Saturday, September 09, 2000

By Patricia Lowry, Post-Gazette Architecture Critic

Correction/Clarification: (Published Sept. 11, 2000) The last name of Rick Landesberg and his graphic design firm, Landesberg Design Associates, were misspelled in photo captions in a column Saturday about the firm's new location.


The last thing I was looking for was a big cinderblock rectangle," said Rick Landesberg, sitting at the conference table inside the big cinderblock rectangle at 1219 Bingham St.

"I was looking for the classic industrial loft, the carriage house, that sort of thing. I'd pass this place almost every day walking to lunch and never thought about. Then one day I saw the garage door as a big window," and that was it.

 
Rick Landesberg moved his graphic design studio into a renovated former garage, seeking an open floor plan with not walls or cubicles, including his own. (Steve Mellon, Post-Gazette) 

Not what you'd call love at first sight, but with a little help from his friends -- John Martine, architect for the renovation, and Mason Radkoff, construction manager -- the cinderblock South Side garage became the right match for Landesburg's growing graphic design firm.

"Before" pictures show the garage, then the home of Triangle Messenger Service, as a crowded, grungy space straight out of "Taxi." Landesberg Design Associates had spent 14 years just around the corner, in 1,000 square feet above photographer Mark Perrott's studio.

"For years and years, it was four or five people," Landesberg said. "Right before moving, we grew to seven people. We had to build up the work to justify the move."

Landesberg's firm produces some of the most dynamic, creative, eye-catching work in the business. Clients include the Rockefeller Foundation, United Nations, Carnegie Museums, Pittsburgh Cultural Trust and many local foundations, corporations, arts groups and other nonprofits.

A Philadelphia native with a fine arts degree from the Philadelphia College of Art, Landesberg followed his heart and his then-girlfriend, now wife, to Pittsburgh and started his firm here 18 years ago.

"We don't have a design style, but we have an aesthetic," he said. "Yes, it makes sense, but there also has to be a sense of play.

"I think of the work we do in two ways. They solve problems; they're functional, like a good kitchen knife or a hacksaw. At the same time, they're expressive. There are opportunities for expression everywhere, and part of a designer's job is to seize those opportunities to do expressive, functional, useful things -- unexpected, but logical.

"For me the classic design question, regardless of media, is what is something about, not about what it looks like. We thought about what our work space should be about. What should its qualities be?"

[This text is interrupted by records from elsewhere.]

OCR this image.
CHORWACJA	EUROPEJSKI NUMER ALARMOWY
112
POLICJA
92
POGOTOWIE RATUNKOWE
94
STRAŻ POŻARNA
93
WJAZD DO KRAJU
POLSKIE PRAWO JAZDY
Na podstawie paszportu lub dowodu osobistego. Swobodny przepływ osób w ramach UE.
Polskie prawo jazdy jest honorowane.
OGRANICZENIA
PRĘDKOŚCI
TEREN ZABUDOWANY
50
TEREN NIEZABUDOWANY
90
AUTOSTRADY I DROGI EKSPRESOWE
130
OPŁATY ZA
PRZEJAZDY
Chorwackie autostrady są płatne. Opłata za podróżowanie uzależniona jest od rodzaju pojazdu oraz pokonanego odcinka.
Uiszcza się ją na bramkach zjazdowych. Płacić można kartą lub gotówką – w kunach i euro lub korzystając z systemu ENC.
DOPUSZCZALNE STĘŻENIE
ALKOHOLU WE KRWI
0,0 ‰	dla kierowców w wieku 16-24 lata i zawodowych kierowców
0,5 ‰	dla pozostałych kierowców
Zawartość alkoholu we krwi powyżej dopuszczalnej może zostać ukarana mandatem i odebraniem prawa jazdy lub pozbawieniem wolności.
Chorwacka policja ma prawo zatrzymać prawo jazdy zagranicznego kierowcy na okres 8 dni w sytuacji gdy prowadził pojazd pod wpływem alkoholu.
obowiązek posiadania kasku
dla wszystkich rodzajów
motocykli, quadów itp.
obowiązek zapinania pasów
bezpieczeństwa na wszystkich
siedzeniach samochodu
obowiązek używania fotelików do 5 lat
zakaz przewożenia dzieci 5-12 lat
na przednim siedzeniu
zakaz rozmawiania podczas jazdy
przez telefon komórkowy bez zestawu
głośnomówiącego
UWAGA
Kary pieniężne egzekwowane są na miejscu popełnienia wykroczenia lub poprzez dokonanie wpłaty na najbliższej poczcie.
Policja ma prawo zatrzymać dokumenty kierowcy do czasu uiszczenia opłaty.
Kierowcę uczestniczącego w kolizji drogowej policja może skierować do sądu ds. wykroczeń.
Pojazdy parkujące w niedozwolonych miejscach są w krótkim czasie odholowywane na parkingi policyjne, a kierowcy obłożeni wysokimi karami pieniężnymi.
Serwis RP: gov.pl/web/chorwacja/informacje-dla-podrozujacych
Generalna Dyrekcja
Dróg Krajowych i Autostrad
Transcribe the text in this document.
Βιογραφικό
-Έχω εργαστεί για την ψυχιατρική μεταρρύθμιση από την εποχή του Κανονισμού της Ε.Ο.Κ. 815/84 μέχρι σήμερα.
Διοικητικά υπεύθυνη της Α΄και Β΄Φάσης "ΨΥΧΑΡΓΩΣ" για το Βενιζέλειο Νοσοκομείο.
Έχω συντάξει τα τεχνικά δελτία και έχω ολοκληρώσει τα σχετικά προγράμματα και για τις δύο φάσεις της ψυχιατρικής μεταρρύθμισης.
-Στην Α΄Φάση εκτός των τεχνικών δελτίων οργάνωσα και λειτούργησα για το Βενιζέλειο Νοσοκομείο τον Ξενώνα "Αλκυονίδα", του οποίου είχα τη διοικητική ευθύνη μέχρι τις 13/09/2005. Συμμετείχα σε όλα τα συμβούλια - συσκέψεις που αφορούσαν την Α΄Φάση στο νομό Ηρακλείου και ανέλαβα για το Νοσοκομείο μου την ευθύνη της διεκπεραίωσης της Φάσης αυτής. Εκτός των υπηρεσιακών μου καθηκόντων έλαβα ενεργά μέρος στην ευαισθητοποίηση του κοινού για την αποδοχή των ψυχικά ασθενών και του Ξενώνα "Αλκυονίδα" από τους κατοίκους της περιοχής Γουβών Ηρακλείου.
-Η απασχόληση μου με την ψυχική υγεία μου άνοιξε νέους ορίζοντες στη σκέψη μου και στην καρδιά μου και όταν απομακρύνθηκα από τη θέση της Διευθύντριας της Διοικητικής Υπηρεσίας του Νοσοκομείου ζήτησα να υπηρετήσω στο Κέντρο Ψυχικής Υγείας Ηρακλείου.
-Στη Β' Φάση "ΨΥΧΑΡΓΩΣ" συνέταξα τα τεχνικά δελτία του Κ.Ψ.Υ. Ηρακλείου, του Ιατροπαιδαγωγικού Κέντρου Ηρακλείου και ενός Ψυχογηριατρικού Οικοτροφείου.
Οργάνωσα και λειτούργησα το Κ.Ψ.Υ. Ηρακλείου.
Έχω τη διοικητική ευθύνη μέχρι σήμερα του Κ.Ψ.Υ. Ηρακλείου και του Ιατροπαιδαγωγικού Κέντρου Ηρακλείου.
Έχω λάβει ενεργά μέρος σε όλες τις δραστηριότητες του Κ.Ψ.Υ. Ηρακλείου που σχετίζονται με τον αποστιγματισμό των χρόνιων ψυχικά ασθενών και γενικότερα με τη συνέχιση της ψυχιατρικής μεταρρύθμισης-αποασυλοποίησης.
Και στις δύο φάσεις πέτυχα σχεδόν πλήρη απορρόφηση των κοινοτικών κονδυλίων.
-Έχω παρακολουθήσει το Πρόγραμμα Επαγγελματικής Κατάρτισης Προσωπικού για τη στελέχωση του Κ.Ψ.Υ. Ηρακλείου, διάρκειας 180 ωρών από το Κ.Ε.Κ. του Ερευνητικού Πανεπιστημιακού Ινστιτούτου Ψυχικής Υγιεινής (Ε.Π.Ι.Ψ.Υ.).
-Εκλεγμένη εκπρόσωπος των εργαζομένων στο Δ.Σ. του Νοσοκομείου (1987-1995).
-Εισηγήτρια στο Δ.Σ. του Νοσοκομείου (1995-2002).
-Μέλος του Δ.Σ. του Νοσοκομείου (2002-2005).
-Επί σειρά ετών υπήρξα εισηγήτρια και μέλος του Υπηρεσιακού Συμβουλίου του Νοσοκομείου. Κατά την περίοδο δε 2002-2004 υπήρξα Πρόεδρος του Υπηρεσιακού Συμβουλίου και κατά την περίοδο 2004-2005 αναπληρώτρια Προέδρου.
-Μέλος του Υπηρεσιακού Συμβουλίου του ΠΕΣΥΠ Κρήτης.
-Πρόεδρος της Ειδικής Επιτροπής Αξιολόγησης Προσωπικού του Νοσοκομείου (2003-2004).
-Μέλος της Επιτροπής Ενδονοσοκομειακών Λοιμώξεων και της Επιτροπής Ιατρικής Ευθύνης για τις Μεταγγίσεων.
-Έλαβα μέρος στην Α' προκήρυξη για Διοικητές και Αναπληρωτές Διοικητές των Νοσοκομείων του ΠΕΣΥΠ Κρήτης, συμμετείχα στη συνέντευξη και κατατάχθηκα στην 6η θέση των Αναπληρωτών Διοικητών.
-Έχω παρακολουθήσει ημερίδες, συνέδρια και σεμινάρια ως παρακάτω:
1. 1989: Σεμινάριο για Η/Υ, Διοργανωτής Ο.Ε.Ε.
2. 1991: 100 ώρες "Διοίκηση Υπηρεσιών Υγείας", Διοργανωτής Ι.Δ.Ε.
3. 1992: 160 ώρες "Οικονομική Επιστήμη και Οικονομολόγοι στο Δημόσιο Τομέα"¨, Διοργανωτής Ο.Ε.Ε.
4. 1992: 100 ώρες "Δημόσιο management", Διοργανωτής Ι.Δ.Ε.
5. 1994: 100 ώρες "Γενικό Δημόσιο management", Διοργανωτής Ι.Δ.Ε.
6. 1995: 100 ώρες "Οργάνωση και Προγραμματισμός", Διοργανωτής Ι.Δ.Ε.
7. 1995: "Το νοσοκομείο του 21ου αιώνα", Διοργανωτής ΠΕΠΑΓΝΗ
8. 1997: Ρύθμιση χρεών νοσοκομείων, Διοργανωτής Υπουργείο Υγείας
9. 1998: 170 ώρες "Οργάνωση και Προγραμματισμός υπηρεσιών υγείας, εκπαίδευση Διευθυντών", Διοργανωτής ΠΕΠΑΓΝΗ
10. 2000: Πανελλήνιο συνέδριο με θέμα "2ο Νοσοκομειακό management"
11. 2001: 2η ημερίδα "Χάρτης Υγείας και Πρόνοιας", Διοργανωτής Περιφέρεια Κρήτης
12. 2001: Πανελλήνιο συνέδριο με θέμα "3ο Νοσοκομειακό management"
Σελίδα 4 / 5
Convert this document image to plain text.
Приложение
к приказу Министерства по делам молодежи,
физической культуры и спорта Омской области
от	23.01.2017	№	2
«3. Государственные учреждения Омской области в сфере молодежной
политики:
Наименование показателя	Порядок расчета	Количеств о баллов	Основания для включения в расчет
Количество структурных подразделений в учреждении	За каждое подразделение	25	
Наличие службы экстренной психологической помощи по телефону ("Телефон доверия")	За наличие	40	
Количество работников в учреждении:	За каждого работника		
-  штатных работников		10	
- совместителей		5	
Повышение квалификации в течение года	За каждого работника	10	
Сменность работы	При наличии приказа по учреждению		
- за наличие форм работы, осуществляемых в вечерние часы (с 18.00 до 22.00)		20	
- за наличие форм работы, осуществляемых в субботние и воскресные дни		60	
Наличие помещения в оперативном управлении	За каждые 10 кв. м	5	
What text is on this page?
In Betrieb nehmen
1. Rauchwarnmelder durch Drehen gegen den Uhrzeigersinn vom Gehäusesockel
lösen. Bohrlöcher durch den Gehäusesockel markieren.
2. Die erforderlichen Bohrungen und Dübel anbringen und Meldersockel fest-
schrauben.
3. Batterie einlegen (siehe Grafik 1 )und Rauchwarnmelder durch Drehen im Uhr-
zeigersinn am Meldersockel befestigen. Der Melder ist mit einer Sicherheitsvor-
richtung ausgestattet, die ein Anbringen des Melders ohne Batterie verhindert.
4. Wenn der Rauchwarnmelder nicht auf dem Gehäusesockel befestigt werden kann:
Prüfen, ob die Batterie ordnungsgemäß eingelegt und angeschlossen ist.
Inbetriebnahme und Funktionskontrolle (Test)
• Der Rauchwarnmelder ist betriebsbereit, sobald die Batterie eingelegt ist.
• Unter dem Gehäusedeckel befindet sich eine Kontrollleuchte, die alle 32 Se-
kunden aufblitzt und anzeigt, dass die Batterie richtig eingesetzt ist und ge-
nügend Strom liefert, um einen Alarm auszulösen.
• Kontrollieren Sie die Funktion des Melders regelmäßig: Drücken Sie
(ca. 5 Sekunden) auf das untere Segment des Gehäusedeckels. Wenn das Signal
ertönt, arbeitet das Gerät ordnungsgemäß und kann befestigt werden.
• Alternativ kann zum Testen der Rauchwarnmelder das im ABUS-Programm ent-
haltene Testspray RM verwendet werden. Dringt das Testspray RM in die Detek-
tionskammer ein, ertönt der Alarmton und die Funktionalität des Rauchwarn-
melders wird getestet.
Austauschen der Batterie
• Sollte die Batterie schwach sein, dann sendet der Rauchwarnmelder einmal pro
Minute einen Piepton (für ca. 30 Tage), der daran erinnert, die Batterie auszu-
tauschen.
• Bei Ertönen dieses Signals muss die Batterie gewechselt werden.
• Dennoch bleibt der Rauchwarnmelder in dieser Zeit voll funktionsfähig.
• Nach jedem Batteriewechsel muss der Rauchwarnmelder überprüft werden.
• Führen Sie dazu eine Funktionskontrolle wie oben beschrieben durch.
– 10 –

The Landesberg Seven -- Rick, Amelia, Caroline, Anita, Debra, Joe and Vicki -- came to a solution much the way they work for clients: collaboratively.

"We had a couple of sessions in which we tore out pictures from architecture and design magazines and put them on the wall and talked about what we wanted," Landesburg said.

What they wanted was a building that looked on the outside and felt on the inside that it had evolved over time.

They wanted the feel of an old, industrial space that contrasts exposed steel against woodwork and moldings, but they also wanted a psychologically warm space -- and one that wouldn't look outdated in five years. They shared their ideas with Martine, and he came in to watch them work.

"They were each working on their own projects, which you would think would require more privacy," Martine said. "Yet there is a lot of cooperation and the need to communicate."

"First we got rid of walls; then we got rid of cubicles," Landesburg said. "It's a flexible space that can evolve as we progress. If someone wants privacy or semiprivacy, you can have a plant or [hang] a kimono."

So far -- they've been in their new digs for almost a year -- no one has felt the need to do so, perhaps because when the need for privacy arises, they can retreat into a tiny room with a sofa, a tall bookcase, a phone and a door -- the firm's library.

"I wanted a place where you could shut the door, lie down, do research. This is the hiding place. If someone comes in here and shuts the door, there's no question," Landesburg said.

Along the same wall, an existing steel loft was repositioned; the space under it contains the resource area, housing the copier, printers, light box, paper samples and other shared materials.

Embracing an industrial aesthetic also resulted in an exposed corrugated metal ceiling that adds visual interest and movement, with its zigzagging steel trusses, ductwork, galvanized steel light fixtures and ceiling fans.

At the rear of the 2,300 square-foot space, the floor ramps up to a platform; bear right to the open conference room or left to the homey kitchen, cozied up with a chrome and formica table and reproduction vinyl-covered chrome chairs from Crate & Barrel. Beyond the kitchen, more office work space overlooks the floor below.

The group chose cool shades of green for the interior because the office is warmed by natural light from newly punched windows along two walls and the transformation of the facade's old garage door into a sequence of windows framed by steel I-beams and beaded-board paneling.

"We did a number of iterations on the front -- the scale of windows and their proportion to each other," Martine said. "The client wanted to do something that evoked an industrial look, something that wasn't symmetrical, that looked like it might have been put together over time. We agreed from the very beginning that we wouldn't try to fancy up the block or even paint it. The gray is a wonderful sort of nice color with variations in it."

The result is a building that's much like the firm's work -- clever, hip, orderly and unexpected.